Nick glanced at the laser printer in the corner, expecting its motor to thrum into life and spew out a list of names. But after a few moments of uninterrupted sleep from the printer, Nick had a bad feeling.
“You won’t find them,” Crawford said.
“What—?” Confused, Hank looked to Nick.
“What have you done?” Nick leaned forward and spun the LCD monitor around to see the display. A red progress bar had appeared in the middle of the screen with one word flashing below it: “S
CRUBBING
…”
“He’s erasing the hard drive!” Hank exclaimed.

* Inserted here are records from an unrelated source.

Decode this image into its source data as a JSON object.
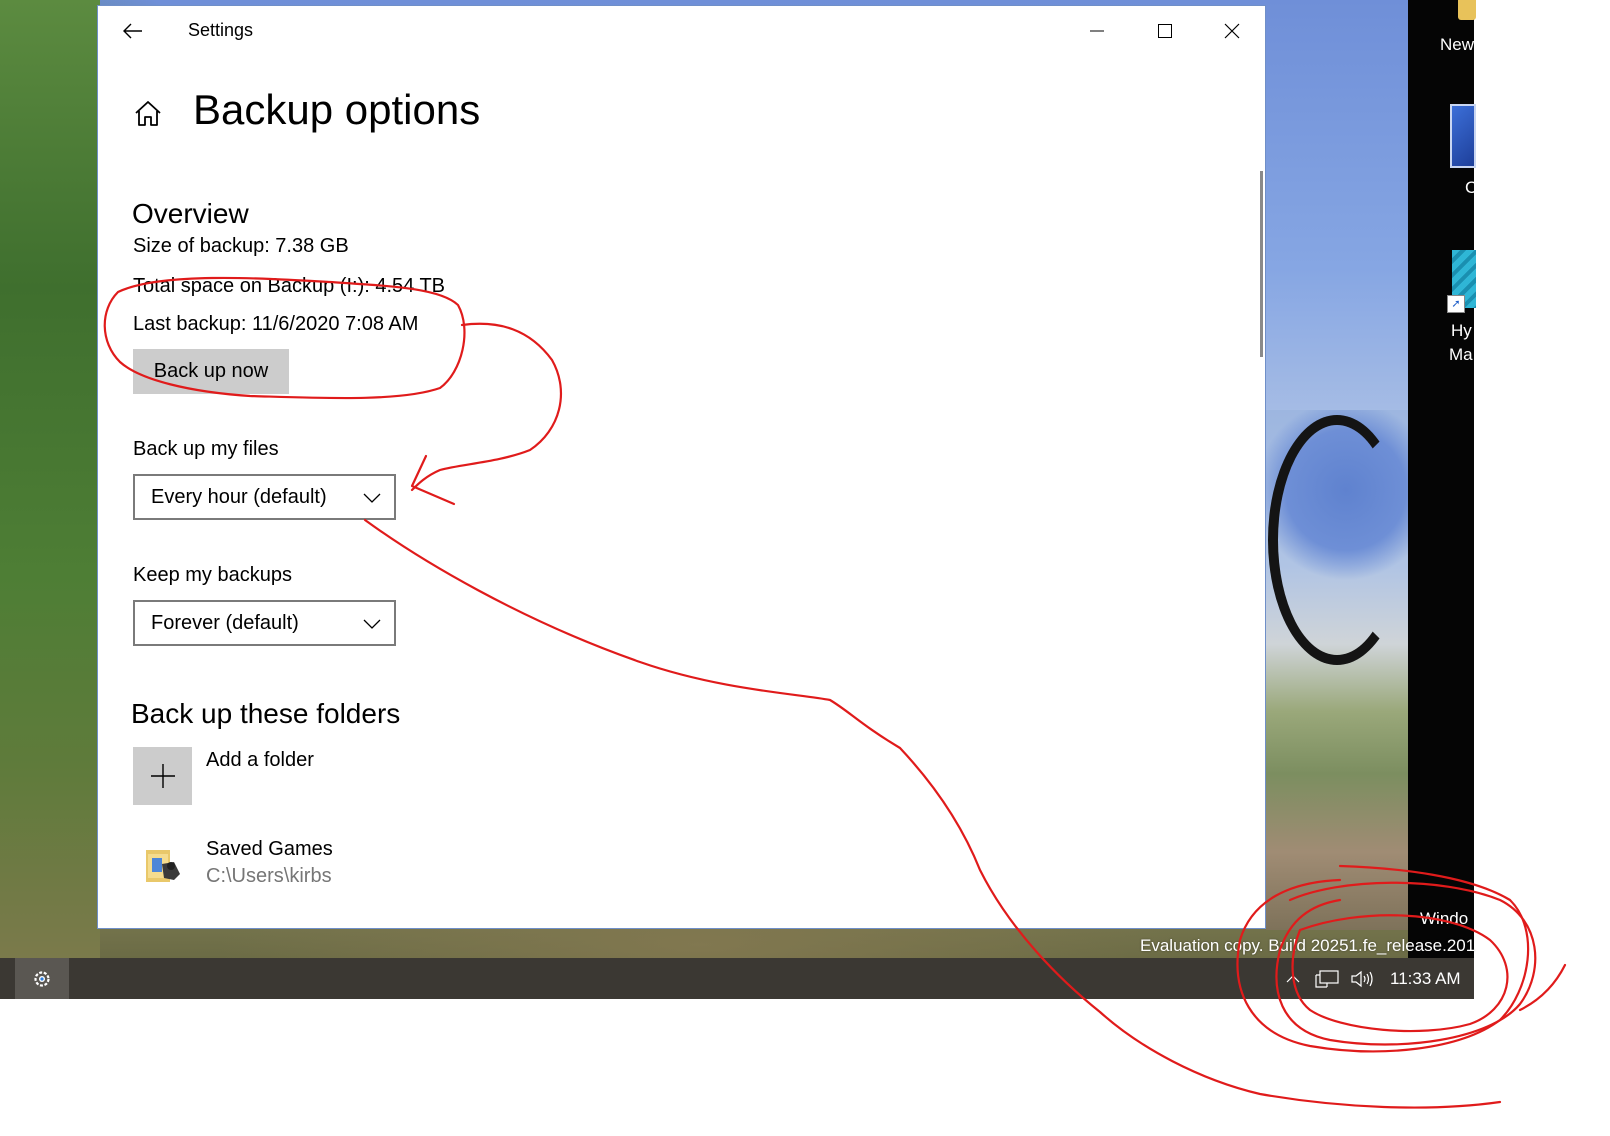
{
  "window": {
    "title": "Settings",
    "page_title": "Backup options",
    "controls": {
      "back_icon": "back-arrow-icon",
      "minimize_icon": "minimize-icon",
      "maximize_icon": "maximize-icon",
      "close_icon": "close-icon"
    }
  },
  "overview": {
    "heading": "Overview",
    "size_of_backup": "Size of backup: 7.38 GB",
    "total_space": "Total space on Backup (I:): 4.54 TB",
    "last_backup": "Last backup: 11/6/2020 7:08 AM",
    "back_up_now_label": "Back up now"
  },
  "schedule": {
    "frequency_label": "Back up my files",
    "frequency_value": "Every hour (default)",
    "retention_label": "Keep my backups",
    "retention_value": "Forever (default)"
  },
  "folders": {
    "heading": "Back up these folders",
    "add_folder_label": "Add a folder",
    "items": [
      {
        "name": "Saved Games",
        "path": "C:\\Users\\kirbs"
      }
    ]
  },
  "desktop": {
    "icon_labels": [
      "New",
      "C",
      "Hy",
      "Ma"
    ],
    "watermark_line1": "Windo",
    "watermark_line2": "Evaluation copy. Build 20251.fe_release.201"
  },
  "taskbar": {
    "clock": "11:33 AM",
    "tray_icons": [
      "show-hidden-chevron-icon",
      "network-icon",
      "volume-icon"
    ],
    "pinned_icons": [
      "settings-gear-icon"
    ]
  },
  "colors": {
    "annotation_red": "#e01b1b",
    "taskbar_bg": "#3b3833",
    "button_gray": "#cccccc",
    "path_gray": "#767676"
  }
}
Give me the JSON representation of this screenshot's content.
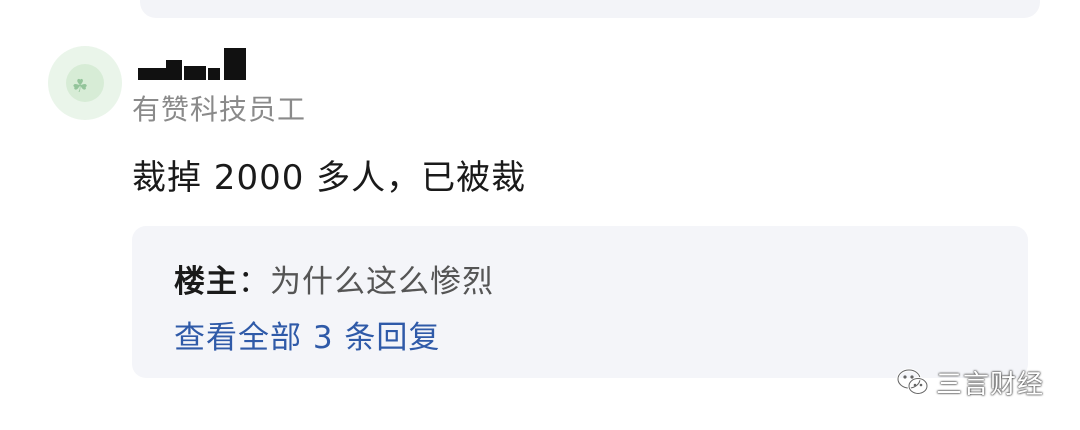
{
  "comment": {
    "role": "有赞科技员工",
    "content": "裁掉 2000 多人，已被裁"
  },
  "reply": {
    "author": "楼主",
    "separator": "：",
    "text": "为什么这么惨烈",
    "view_all": "查看全部 3 条回复"
  },
  "watermark": {
    "text": "三言财经",
    "icon": "wechat-icon"
  },
  "colors": {
    "link": "#2f5aa8",
    "reply_bg": "#f4f5f9",
    "role": "#8a8a8a"
  }
}
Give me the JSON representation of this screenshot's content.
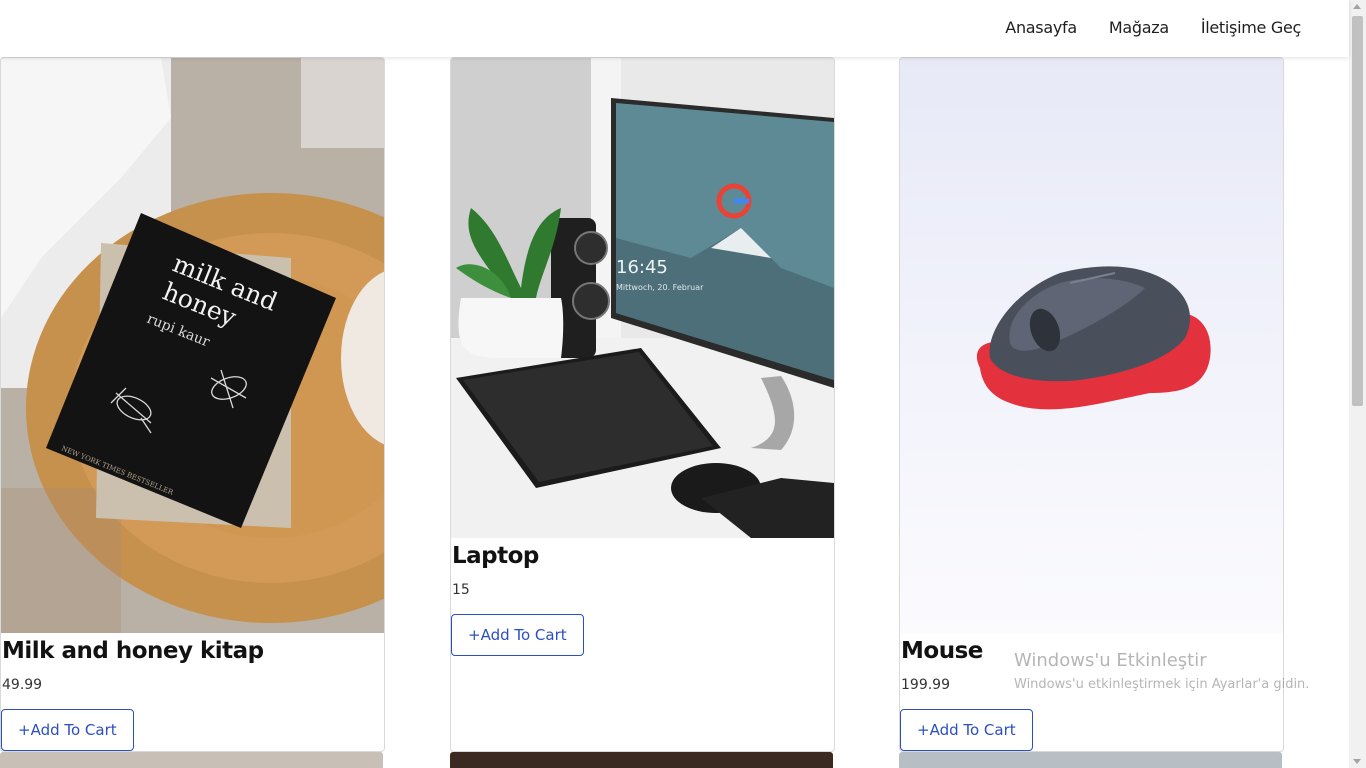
{
  "nav": {
    "links": [
      "Anasayfa",
      "Mağaza",
      "İletişime Geç"
    ]
  },
  "products": [
    {
      "name": "Milk and honey kitap",
      "price": "49.99",
      "button": "+Add To Cart",
      "image": "milk-and-honey-book-photo"
    },
    {
      "name": "Laptop",
      "price": "15",
      "button": "+Add To Cart",
      "image": "desk-monitor-keyboard-photo"
    },
    {
      "name": "Mouse",
      "price": "199.99",
      "button": "+Add To Cart",
      "image": "computer-mouse-photo"
    }
  ],
  "book_cover": {
    "title_line1": "milk and",
    "title_line2": "honey",
    "author": "rupi kaur",
    "tagline": "NEW YORK TIMES BESTSELLER"
  },
  "monitor": {
    "time": "16:45",
    "date": "Mittwoch, 20. Februar"
  },
  "watermark": {
    "title": "Windows'u Etkinleştir",
    "subtitle": "Windows'u etkinleştirmek için Ayarlar'a gidin."
  }
}
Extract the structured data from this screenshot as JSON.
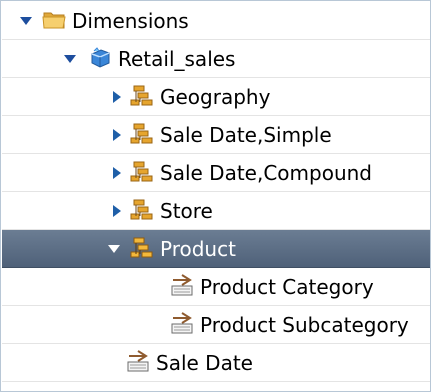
{
  "colors": {
    "selected_row_bg": "#566880",
    "selected_text": "#ffffff",
    "arrow_expanded": "#1d4e9e",
    "arrow_collapsed": "#1f5fa8",
    "folder": "#f2c45a",
    "cube": "#3a86d8",
    "hierarchy": "#d9a02a",
    "level": "#8f5b2f"
  },
  "tree": {
    "nodes": [
      {
        "label": "Dimensions",
        "icon": "folder-icon",
        "expanded": true,
        "selected": false
      },
      {
        "label": "Retail_sales",
        "icon": "cube-icon",
        "expanded": true,
        "selected": false
      },
      {
        "label": "Geography",
        "icon": "hierarchy-icon",
        "expanded": false,
        "selected": false
      },
      {
        "label": "Sale Date,Simple",
        "icon": "hierarchy-icon",
        "expanded": false,
        "selected": false
      },
      {
        "label": "Sale Date,Compound",
        "icon": "hierarchy-icon",
        "expanded": false,
        "selected": false
      },
      {
        "label": "Store",
        "icon": "hierarchy-icon",
        "expanded": false,
        "selected": false
      },
      {
        "label": "Product",
        "icon": "hierarchy-icon",
        "expanded": true,
        "selected": true
      },
      {
        "label": "Product Category",
        "icon": "level-icon",
        "expanded": null,
        "selected": false
      },
      {
        "label": "Product Subcategory",
        "icon": "level-icon",
        "expanded": null,
        "selected": false
      },
      {
        "label": "Sale Date",
        "icon": "level-icon",
        "expanded": null,
        "selected": false
      }
    ]
  }
}
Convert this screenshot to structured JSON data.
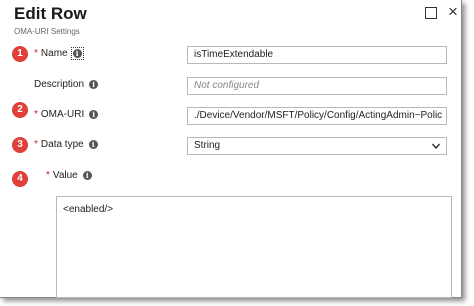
{
  "header": {
    "title": "Edit Row",
    "subtitle": "OMA-URI Settings",
    "close_glyph": "×"
  },
  "badges": [
    "1",
    "2",
    "3",
    "4"
  ],
  "fields": {
    "name": {
      "label": "Name",
      "value": "isTimeExtendable",
      "required": true
    },
    "description": {
      "label": "Description",
      "placeholder": "Not configured",
      "required": false
    },
    "oma_uri": {
      "label": "OMA-URI",
      "value": "./Device/Vendor/MSFT/Policy/Config/ActingAdmin~Polic",
      "required": true
    },
    "data_type": {
      "label": "Data type",
      "selected": "String",
      "required": true
    },
    "value": {
      "label": "Value",
      "content": "<enabled/>",
      "required": true
    }
  },
  "required_marker": "*",
  "info_glyph": "i",
  "colors": {
    "badge": "#e0403a",
    "required": "#d12020"
  }
}
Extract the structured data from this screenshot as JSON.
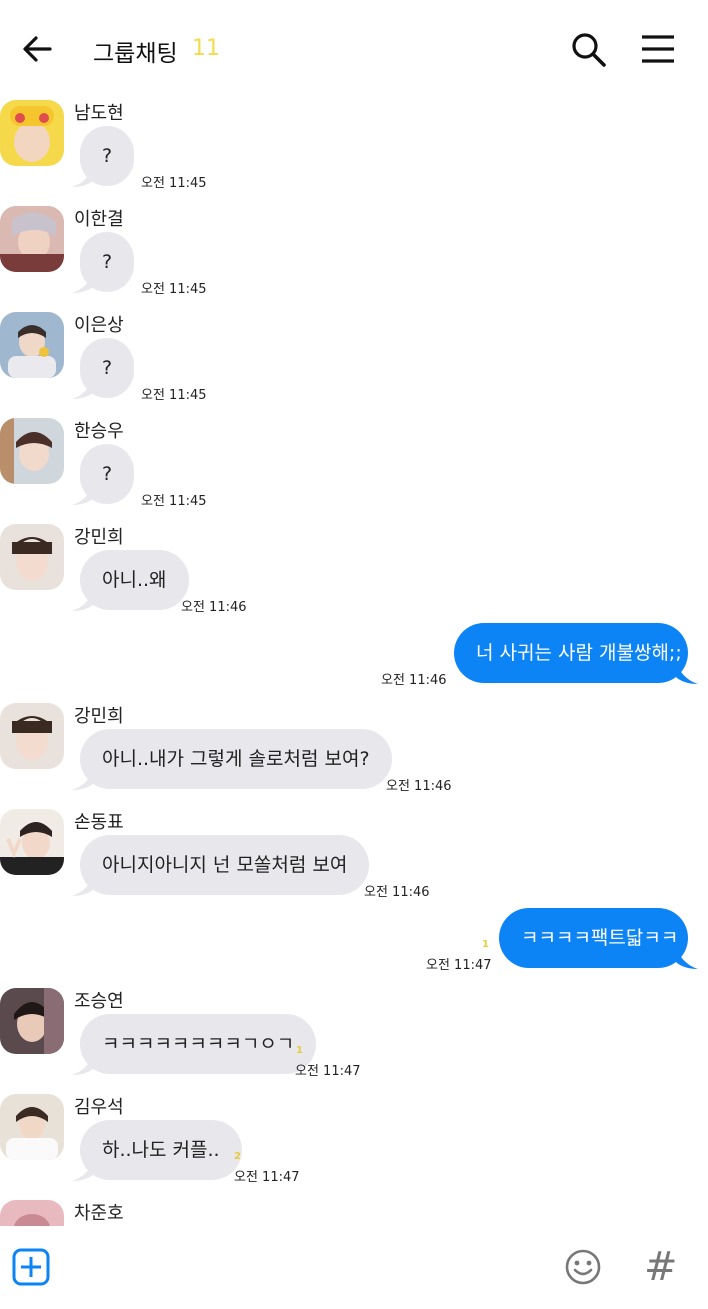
{
  "header": {
    "title": "그룹채팅",
    "count": "11"
  },
  "messages": [
    {
      "sender": "남도현",
      "text": "?",
      "time": "오전 11:45"
    },
    {
      "sender": "이한결",
      "text": "?",
      "time": "오전 11:45"
    },
    {
      "sender": "이은상",
      "text": "?",
      "time": "오전 11:45"
    },
    {
      "sender": "한승우",
      "text": "?",
      "time": "오전 11:45"
    },
    {
      "sender": "강민희",
      "text": "아니..왜",
      "time": "오전 11:46"
    },
    {
      "text": "너 사귀는 사람 개불쌍해;;",
      "time": "오전 11:46"
    },
    {
      "sender": "강민희",
      "text": "아니..내가 그렇게 솔로처럼 보여?",
      "time": "오전 11:46"
    },
    {
      "sender": "손동표",
      "text": "아니지아니지 넌 모쏠처럼 보여",
      "time": "오전 11:46"
    },
    {
      "text": "ㅋㅋㅋㅋ팩트닯ㅋㅋ",
      "time": "오전 11:47",
      "unread": "1"
    },
    {
      "sender": "조승연",
      "text": "ㅋㅋㅋㅋㅋㅋㅋㅋㄱㅇㄱ",
      "time": "오전 11:47",
      "unread": "1"
    },
    {
      "sender": "김우석",
      "text": "하..나도 커플..",
      "time": "오전 11:47",
      "unread": "2"
    },
    {
      "sender": "차준호"
    }
  ],
  "colors": {
    "accent_blue": "#0d84f5",
    "incoming_bubble": "#e7e7ec",
    "unread_yellow": "#e6cd3a"
  }
}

“No ‘Cancel’ button,” Crawford said. “Once it starts, you can’t stop it.”
Through the glass desktop, Nick saw the computer tower tucked under Crawford’s desk, and the cord cover concealing the wires sprouting from the back. The power cords exited the cover and ran to a wall outlet opposite the trashcan. Nick jumped up and pulled the power plugs from the wall. The LCD screen went dark, the tower’s fan fell silent, and the hard drive spun down.
“He stopped it,” Hank said.
“Whatever information your program erased,” Nick said. “You’ll tell us personally. Down at the precinct. I’m placing you under arrest.”
“I have a family,” Crawford said, his gaze lingering on the framed portrait at the corner of his desk. A fleeting smile played across his face. “A healthy family.”
He opened a side desk drawer in front of the monitor, the motion obstructed from Nick’s view.